Acridinium salts are well-known and highly effective organic photoredox catalysts, particularly recognized for their strong oxidizing properties. While they are widely used as photo-oxidants, their potential as photo-reductants, formed easily through interactions with electron donors-has been largely overlooked and underexplored in photocatalysis. In this study, we describe the application of acridinium salt as photocatalyst for the reductive activation of iodine(III) reagents containing monofluoroacetoxy ligands. This process allows for the synthesis of oxindoles and related N-heterocycles with monofluoromethyl groups, starting from alkenyl N-arylamides. We conducted detailed mechanistic studies to gain insight into the in situ formation of the active acridine radical species, catalyst species interconversion, and the photocatalytic mechanism underlying the monofluoromethyl radical cascade reaction of alkenyl N-arylamides.
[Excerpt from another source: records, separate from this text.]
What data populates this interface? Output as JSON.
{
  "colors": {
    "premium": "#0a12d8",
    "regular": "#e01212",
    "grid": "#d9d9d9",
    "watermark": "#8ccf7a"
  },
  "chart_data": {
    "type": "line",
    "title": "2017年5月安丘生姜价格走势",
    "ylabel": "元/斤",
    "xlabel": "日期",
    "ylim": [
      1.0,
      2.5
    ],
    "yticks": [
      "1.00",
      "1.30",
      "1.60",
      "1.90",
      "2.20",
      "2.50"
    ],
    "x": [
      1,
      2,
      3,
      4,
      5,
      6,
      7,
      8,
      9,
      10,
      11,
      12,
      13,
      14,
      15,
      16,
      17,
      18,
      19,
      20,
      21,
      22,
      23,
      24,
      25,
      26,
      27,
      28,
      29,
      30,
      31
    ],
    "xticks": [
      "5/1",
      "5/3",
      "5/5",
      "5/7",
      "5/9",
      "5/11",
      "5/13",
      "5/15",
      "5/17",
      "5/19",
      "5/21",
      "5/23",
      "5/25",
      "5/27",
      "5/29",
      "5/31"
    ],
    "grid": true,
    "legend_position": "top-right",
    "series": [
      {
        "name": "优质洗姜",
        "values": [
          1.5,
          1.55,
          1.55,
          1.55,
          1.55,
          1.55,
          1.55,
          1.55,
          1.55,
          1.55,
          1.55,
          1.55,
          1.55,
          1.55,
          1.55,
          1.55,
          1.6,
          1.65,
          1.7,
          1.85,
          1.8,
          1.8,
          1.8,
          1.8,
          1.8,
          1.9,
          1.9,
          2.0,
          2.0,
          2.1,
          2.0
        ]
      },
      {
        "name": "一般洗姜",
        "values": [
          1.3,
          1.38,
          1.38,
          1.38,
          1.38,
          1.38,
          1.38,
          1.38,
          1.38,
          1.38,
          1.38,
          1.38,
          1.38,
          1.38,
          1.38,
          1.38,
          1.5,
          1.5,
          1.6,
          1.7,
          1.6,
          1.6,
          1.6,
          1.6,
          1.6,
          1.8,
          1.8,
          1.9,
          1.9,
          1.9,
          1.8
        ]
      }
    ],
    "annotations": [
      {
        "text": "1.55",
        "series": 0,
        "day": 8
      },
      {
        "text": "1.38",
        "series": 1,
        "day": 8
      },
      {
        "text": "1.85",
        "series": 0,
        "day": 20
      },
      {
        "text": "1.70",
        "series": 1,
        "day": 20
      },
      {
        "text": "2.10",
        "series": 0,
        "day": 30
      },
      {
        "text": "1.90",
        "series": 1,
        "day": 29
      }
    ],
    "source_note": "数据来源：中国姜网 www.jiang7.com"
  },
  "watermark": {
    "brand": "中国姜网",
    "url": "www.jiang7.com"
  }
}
A wide range of mechanistic tools was employed, including radical trapping experiment, UV-vis absorption spectroscopy, time-resolved photoluminescence quenching experiments, EPR spectroscopy, and density functional theory (DFT) calculations. The synthetic utility of this protocol is demonstrated through a substrate scope study, which highlights the efficient access to oxindoles and other polycyclic heterocycles featuring monofluoromethyl units which are widely recognized for their biological significance.